Unlike a “hard” hotel brand like a Wyndham Grand or a Travelodge, a soft-brand collection like Trademark is purposely meant to be a little undefined, and not necessarily beholden to the same strict brand standards as those aforementioned Wyndham brands. For independent hoteliers, the benefits of joining a soft-brand collection give them access to Wyndham’s more than 50 million Wyndham Rewards loyalty program members and the company’s global distribution network of more than 8,000 hotels, without having to sacrifice their properties’ own unique branding and identities.
The name for the collection, said Lisa Checchio, derives from the trademark being “a symbol of character, an emblem of individuality. Trademark isn’t just another brand. It’s a rally cry for independent entrepreneurs who aren’t afraid to make their own mark. The Trademark Hotel Collection is the next step in our mission to flip the script on existing expectations and champion all hoteliers by offering them an independent choice outside of the current luxury and upscale options available.”

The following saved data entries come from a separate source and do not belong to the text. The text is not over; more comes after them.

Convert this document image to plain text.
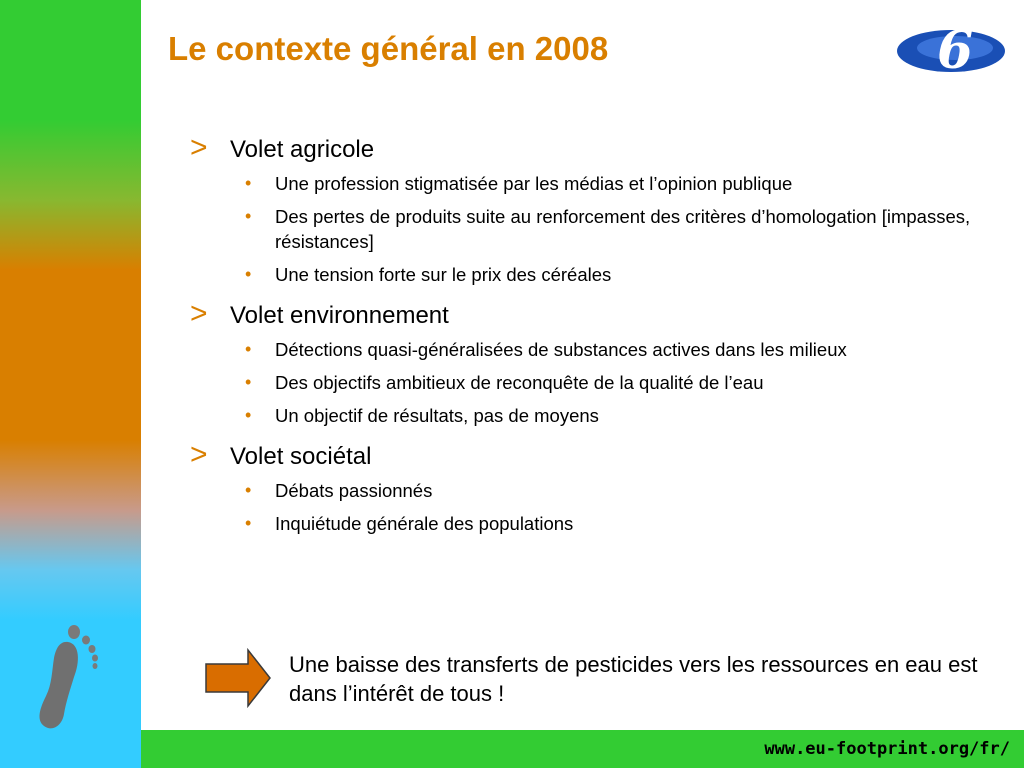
www.eu-footprint.org/fr/
Le contexte général en 2008	6
> Volet agricole
• Une profession stigmatisée par les médias et l’opinion publique
• Des pertes de produits suite au renforcement des critères d’homologation [impasses, résistances]
• Une tension forte sur le prix des céréales
> Volet environnement
• Détections quasi-généralisées de substances actives dans les milieux
• Des objectifs ambitieux de reconquête de la qualité de l’eau
• Un objectif de résultats, pas de moyens
> Volet sociétal
• Débats passionnés
• Inquiétude générale des populations
Une baisse des transferts de pesticides vers les ressources en eau est dans l’intérêt de tous !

Trademark, however, isn’t the only big soft-brand from a major hotel company that’s targeting that three-to-four-star range, or what’s sometimes referred to as “upscale.” Although soft brand collections originally targeted more luxury hotels, both Trademark and Tapestry Collection by Hilton, which launched in January, are targeting a somewhat lower price point.
Mark Nogal, global head of Hilton’s two soft brand collections, told Skift during the launch of Tapestry in January, “When you look at the segmentation within the hotel business, there are not collection brands within the upscale category. We’re carving out a niche that hasn’t existed. This is an important part of what we do. We’re going to place brands in that perfect sweet spot. When we take a look at our competitors, they are there and we respect what they do. As we looked at the information and research, we realized we were building the first collection specifically designed for the upscale segment.”
For Wyndham, the decision to launch a new brand is a significant one, since the company has, historically, been more acquisitive in its pursuit of brands. Most recently, the company purchased Dazzler and Esplendor, two brands owned by Buenos Aires-based Fen Hotels, and in 2015, it acquired Dolce Hotels and Resorts.
Wyndham’s decision to launch a soft brand is emblematic of a larger push from the hotel industry overall to capture the very large and very fragmented independent hotel market.
Bjorn Hanson, a clinical professor with the NYU Jonathan M. Tisch Center for Hospitality and Tourism, told Skift that soft brands are where the growth is going forward for hotels when asked about the launch of Tapestry in January.
“The old model of brand uniformity, with the art on the wall being the same in New York City as it is in Honolulu, is being recognized as an old model,” Hanson said. “Growth won’t be in those uniform design and uniform operational models. Growth will be in soft brands and collections with local tastes, preferences, art, culture, and people looking for an experience.”